The concept of the Data Lake is shrouded in mystery, what is it? Is there some kind of Loch Ness data monster swimming around at the bottom of it?
As a term, Data Lake is being defined as it develops. But simply, a Data Lake holds raw data in its native format for later use. Pentaho‘s CTO James Dixon is credited with inventing the term. The practice has grown in popularity recently, and is used heavily in Big Data initiatives. As a tool, Data Lake is disrupting the Data Integration market and helping to redefine the way enterprises handle their data. Providing a more in-depth definition, a Data Lake stores disparate information while ignoring almost everything. Unlike a data warehouse or datamart, which is a small slice of a data warehouse that users extract their data from, the lake pays no attention to how or when its data will be used, governed, defined or secured.

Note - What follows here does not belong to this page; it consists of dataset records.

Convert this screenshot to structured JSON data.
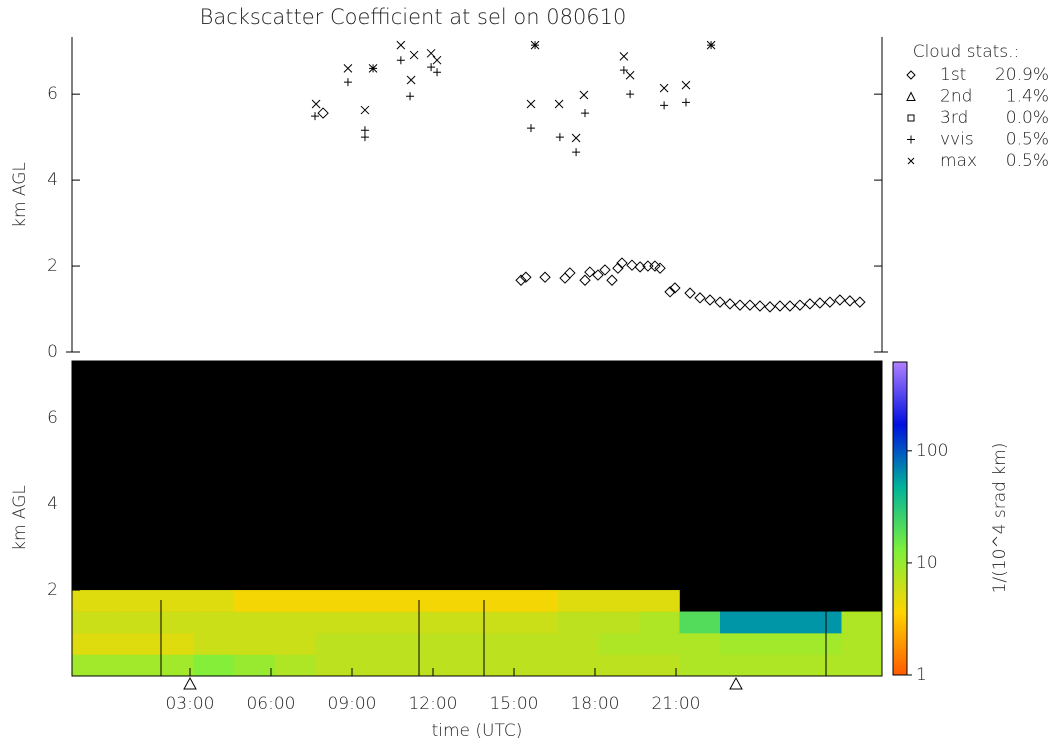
{
  "chart_data": [
    {
      "type": "scatter",
      "title": "Backscatter Coefficient at sel on 080610",
      "y_label": "km AGL",
      "legend_title": "Cloud stats.:",
      "xlim": [
        -1.37,
        28.63
      ],
      "ylim": [
        0,
        7.33
      ],
      "yticks": [
        0,
        2,
        4,
        6
      ],
      "series": [
        {
          "name": "1st",
          "stat_label": "20.9%",
          "marker": "diamond",
          "color": "#000000",
          "x": [
            7.93,
            15.26,
            15.44,
            16.15,
            16.89,
            17.07,
            17.63,
            17.81,
            18.11,
            18.37,
            18.63,
            18.85,
            19.0,
            19.37,
            19.67,
            19.96,
            20.22,
            20.41,
            20.78,
            20.96,
            21.52,
            21.89,
            22.26,
            22.63,
            23.0,
            23.37,
            23.74,
            24.11,
            24.48,
            24.85,
            25.22,
            25.59,
            25.96,
            26.33,
            26.7,
            27.07,
            27.44,
            27.81
          ],
          "y": [
            5.56,
            1.67,
            1.74,
            1.74,
            1.72,
            1.84,
            1.67,
            1.86,
            1.79,
            1.91,
            1.67,
            1.95,
            2.07,
            2.02,
            1.98,
            2.0,
            2.0,
            1.95,
            1.4,
            1.49,
            1.37,
            1.26,
            1.21,
            1.16,
            1.12,
            1.09,
            1.09,
            1.07,
            1.05,
            1.07,
            1.07,
            1.09,
            1.12,
            1.14,
            1.16,
            1.21,
            1.19,
            1.16
          ]
        },
        {
          "name": "2nd",
          "stat_label": "1.4%",
          "marker": "triangle",
          "color": "#000000",
          "x": [],
          "y": []
        },
        {
          "name": "3rd",
          "stat_label": "0.0%",
          "marker": "square",
          "color": "#000000",
          "x": [],
          "y": []
        },
        {
          "name": "vvis",
          "stat_label": "0.5%",
          "marker": "plus",
          "color": "#000000",
          "x": [
            7.63,
            8.85,
            9.48,
            9.48,
            9.78,
            10.81,
            11.15,
            11.93,
            12.15,
            15.63,
            15.78,
            16.7,
            17.3,
            17.63,
            19.07,
            19.3,
            20.56,
            21.37,
            22.3
          ],
          "y": [
            5.49,
            6.28,
            5.16,
            5.0,
            6.6,
            6.79,
            5.95,
            6.63,
            6.51,
            5.21,
            7.14,
            5.0,
            4.65,
            5.56,
            6.56,
            6.0,
            5.74,
            5.81,
            7.14
          ]
        },
        {
          "name": "max",
          "stat_label": "0.5%",
          "marker": "cross",
          "color": "#000000",
          "x": [
            7.67,
            8.85,
            9.48,
            9.78,
            10.81,
            11.3,
            11.19,
            11.93,
            12.15,
            15.63,
            15.78,
            16.67,
            17.3,
            17.59,
            19.07,
            19.3,
            20.56,
            21.37,
            22.3
          ],
          "y": [
            5.77,
            6.6,
            5.63,
            6.6,
            7.14,
            6.91,
            6.33,
            6.95,
            6.79,
            5.77,
            7.14,
            5.77,
            4.98,
            5.98,
            6.88,
            6.44,
            6.14,
            6.21,
            7.14
          ]
        }
      ]
    },
    {
      "type": "heatmap",
      "x_label": "time (UTC)",
      "y_label": "km AGL",
      "colorbar_label": "1/(10^4 srad km)",
      "xlim": [
        -1.37,
        28.63
      ],
      "ylim": [
        0,
        7.33
      ],
      "xticks": [
        {
          "value": 3,
          "label": "03:00"
        },
        {
          "value": 6,
          "label": "06:00"
        },
        {
          "value": 9,
          "label": "09:00"
        },
        {
          "value": 12,
          "label": "12:00"
        },
        {
          "value": 15,
          "label": "15:00"
        },
        {
          "value": 18,
          "label": "18:00"
        },
        {
          "value": 21,
          "label": "21:00"
        }
      ],
      "yticks": [
        2,
        4,
        6
      ],
      "zlim": [
        1,
        620
      ],
      "zticks": [
        1,
        10,
        100
      ],
      "log_color": true,
      "colorscale": [
        "#ff5a00",
        "#ffd400",
        "#7cf03c",
        "#00b49a",
        "#0010e0",
        "#b080ff"
      ],
      "x_edges": [
        -1.37,
        0.13,
        1.63,
        3.13,
        4.63,
        6.13,
        7.63,
        9.13,
        10.63,
        12.13,
        13.63,
        15.13,
        16.63,
        18.13,
        19.63,
        21.13,
        22.63,
        24.13,
        25.63,
        27.13,
        28.63
      ],
      "y_edges": [
        0,
        0.5,
        1,
        1.5,
        2
      ],
      "z": [
        [
          9,
          9,
          9,
          12,
          10,
          8,
          7,
          7,
          7,
          7,
          7,
          7,
          7,
          7,
          7,
          8,
          8,
          8,
          8,
          8
        ],
        [
          5,
          5,
          5,
          6,
          6,
          6,
          7,
          7,
          7,
          7,
          7,
          7,
          7,
          8,
          8,
          8,
          9,
          9,
          9,
          8
        ],
        [
          6,
          6,
          6,
          6,
          6,
          6,
          6,
          6,
          6,
          6,
          6,
          6,
          7,
          7,
          8,
          20,
          60,
          60,
          60,
          8
        ],
        [
          5,
          5,
          5,
          5,
          4,
          4,
          4,
          4,
          4,
          4,
          4,
          4,
          5,
          5,
          5,
          null,
          null,
          null,
          null,
          null
        ]
      ]
    }
  ]
}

Big Data initiatives have begun to use Data Lakes much more of late because a Data Lake holds all of its data in an unstructured, unorganized format. The data is not specialized, meaning that it can be manipulated in a variety of ways. In lots of cases, Big Data works better in this way. In the past, data warehouses were sufficient storage areas for data because they were organized better, and that’s still true. However, it becomes difficult for data scientists to uncover insights when data is pre-organized. Sure, it may take longer to get from point A to point B, but what the Data Lake has going for it is that all of the information stored within it is available at any given time, in its native format.

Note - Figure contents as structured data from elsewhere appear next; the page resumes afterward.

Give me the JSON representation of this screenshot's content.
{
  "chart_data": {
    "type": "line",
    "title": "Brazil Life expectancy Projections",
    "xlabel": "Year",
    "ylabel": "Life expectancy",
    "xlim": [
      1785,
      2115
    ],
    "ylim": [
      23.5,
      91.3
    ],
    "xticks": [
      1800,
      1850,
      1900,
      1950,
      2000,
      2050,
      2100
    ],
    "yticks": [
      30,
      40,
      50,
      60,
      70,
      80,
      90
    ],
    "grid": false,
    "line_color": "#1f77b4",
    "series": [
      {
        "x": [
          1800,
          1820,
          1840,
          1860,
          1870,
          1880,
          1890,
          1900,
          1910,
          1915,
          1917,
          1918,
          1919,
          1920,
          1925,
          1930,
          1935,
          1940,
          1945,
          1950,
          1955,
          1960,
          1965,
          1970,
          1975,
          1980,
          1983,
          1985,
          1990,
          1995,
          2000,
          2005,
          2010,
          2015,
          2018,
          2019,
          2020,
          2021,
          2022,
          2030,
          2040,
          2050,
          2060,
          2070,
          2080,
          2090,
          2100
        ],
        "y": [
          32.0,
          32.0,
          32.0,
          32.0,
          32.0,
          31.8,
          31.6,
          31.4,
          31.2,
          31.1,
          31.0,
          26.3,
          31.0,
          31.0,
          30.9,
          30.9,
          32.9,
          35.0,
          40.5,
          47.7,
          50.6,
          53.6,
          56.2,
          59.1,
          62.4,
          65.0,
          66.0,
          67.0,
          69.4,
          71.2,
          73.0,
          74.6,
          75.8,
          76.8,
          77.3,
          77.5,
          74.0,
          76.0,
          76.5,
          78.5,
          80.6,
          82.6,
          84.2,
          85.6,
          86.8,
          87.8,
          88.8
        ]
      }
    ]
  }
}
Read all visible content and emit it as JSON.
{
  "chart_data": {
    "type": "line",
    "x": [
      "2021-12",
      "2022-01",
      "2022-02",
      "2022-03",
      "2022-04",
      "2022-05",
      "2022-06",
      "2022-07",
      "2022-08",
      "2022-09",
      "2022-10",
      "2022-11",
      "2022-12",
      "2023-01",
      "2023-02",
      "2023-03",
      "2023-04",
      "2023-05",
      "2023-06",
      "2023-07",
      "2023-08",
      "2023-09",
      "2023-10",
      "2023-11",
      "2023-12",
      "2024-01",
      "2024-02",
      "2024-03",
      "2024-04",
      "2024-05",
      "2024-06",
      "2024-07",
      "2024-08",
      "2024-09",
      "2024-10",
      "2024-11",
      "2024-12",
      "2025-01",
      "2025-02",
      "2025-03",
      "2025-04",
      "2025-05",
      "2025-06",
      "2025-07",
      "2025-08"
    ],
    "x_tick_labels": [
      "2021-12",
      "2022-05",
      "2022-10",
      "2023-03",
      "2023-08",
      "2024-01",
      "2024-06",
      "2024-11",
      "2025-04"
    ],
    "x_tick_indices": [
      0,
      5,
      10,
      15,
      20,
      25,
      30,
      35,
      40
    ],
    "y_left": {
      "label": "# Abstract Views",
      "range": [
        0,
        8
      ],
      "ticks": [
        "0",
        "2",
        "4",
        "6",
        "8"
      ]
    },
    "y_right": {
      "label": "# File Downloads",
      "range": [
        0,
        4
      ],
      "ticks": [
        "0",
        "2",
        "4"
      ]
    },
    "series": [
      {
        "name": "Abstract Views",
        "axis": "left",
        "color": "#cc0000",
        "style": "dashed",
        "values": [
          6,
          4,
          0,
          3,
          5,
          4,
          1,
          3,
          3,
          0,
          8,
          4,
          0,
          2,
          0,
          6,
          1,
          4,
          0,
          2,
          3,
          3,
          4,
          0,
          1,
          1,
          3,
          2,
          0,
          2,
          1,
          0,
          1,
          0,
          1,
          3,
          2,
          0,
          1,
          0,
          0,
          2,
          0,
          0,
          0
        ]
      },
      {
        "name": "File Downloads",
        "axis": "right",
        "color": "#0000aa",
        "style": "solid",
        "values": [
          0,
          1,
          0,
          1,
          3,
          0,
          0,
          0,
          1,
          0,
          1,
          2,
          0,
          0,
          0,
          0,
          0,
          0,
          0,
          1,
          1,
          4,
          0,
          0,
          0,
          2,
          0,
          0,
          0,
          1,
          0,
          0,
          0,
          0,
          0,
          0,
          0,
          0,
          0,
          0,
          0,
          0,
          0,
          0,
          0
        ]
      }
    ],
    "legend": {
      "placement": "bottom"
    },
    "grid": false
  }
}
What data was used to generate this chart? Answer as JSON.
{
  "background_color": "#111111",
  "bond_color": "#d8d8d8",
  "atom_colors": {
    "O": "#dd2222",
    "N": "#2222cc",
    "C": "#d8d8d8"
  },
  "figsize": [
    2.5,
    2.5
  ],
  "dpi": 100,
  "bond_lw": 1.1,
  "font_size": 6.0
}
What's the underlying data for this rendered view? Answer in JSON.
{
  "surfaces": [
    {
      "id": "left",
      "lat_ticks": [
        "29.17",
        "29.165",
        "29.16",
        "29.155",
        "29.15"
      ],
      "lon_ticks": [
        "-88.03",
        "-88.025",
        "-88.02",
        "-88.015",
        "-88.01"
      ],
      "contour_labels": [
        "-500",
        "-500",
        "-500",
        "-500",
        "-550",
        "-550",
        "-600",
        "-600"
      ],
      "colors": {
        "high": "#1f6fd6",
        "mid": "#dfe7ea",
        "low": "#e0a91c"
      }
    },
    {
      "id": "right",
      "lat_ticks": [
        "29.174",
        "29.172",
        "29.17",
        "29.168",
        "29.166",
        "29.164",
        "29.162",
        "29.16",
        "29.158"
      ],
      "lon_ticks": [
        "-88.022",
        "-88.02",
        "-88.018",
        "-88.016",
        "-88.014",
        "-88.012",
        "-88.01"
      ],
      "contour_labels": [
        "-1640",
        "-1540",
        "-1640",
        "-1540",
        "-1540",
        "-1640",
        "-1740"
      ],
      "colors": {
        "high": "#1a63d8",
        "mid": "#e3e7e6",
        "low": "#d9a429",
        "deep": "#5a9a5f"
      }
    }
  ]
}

In a competitive world where every scrap of data matters, the Data Lake can be intriguing. Considering that the Internet of Things is the next big topic in Data Integration, its popularity should continue to grow. The Data Lake is not limited to specific, static structures like a data warehouse is. Further, in using a Data Lake, one can dictate the kinds of analysis that are possible using that data, not the other way around.
Not everything is perfect at the lake, however. While it does allow for more advanced searching of larger volumes of data, there are no unique identifiers. The extractor has to start from scratch in order to create a new data analysis since there is no metadata. It’s a lot more difficult to search through a pool of unfiltered data when nothing has a category or class designation. In short, gaining value from a Data Lake is difficult.
Since the data cannot be defined, there is no oversight as to what exactly is being dumped into a lake. Is the data useful? No one knows until it is analyzed. At least in the use of a data warehouse, data can be organized by quality. Here, it’s all meshed together. This also raises security concerns. If no one knows what kind of data resides in the lake, they might not find out that some of it is corrupt until it’s too late. Shortcomings in this space are important to note, as organizations have started using this technology with no real push for security measures. Compromises in security need to be addressed.
Business Intelligence tools have a tough time sifting through all the mud at the bottom of the lake. BI solutions, for the most part, are engineered to analyze organized data. They simply don’t function at a high level when asked to take on the task of completely unstructured information. Though data warehouses provide a lot less raw data, they are drastically more defined. One of the biggest problems in the Data Integration space to begin with was a skills gap. The use of the data lake requires more highly-skilled integrators, something that may not be available for quite some time.
In a recent post, Gartner warned against falling into the “Data Lake Fallacy.” Their viewpoint was clear: enterprises need to be careful of jumping right into Data Lakes and using them as their main integration source for analytics. They argue that while there are benefits, the industry has yet to adapt, and applications within the enterprise environment are uncertain at this point.
Andrew White, VP of Gartner writes: “The need for increased agility and accessibility for data analysis is the primary driver for Data Lakes. Nevertheless, while it is certainly true that Data Lakes can provide value to various parts of the organization, the proposition of enterprise-wide data management has yet to be realized.”
The industry has started to latch on to the Data Lake initiative. Informatica has just joined forces with Pivotal and Capgemini to put forth a Data Lake program they call Business Data Lake, a solution that aims to reign in the Data Lake and make it usable for a wider audience of businesses.
They describe the initiative: “Current Big Data solutions face limitations and are not comprehensive enough to support the data pipelines and real-time capabilities required for operational systems and often do not meet the required levels of data governance, quality and security. The Business Data Lake addresses these issues and helps businesses leverage their data in a way that makes sense, from both an individual and business perspective, rather than just a single enterprise view.”
One has to think that Data Lakes will continue to grow in popularity as the Internet of Things boom looms and all its connected devices begin to stream into the marketplace. For now though, it seems safer to store data outside of the lake, citing the concerns outlined above. It doesn’t look like Data Lakes will make warehouses obsolete any time soon, at least until someone finds a way to provide enough organization and security to them to make them worthwhile for medium-sized initiatives. But if someone swoops in to organize and secure the Data Lakes, won’t that just make them Big Data warehouses?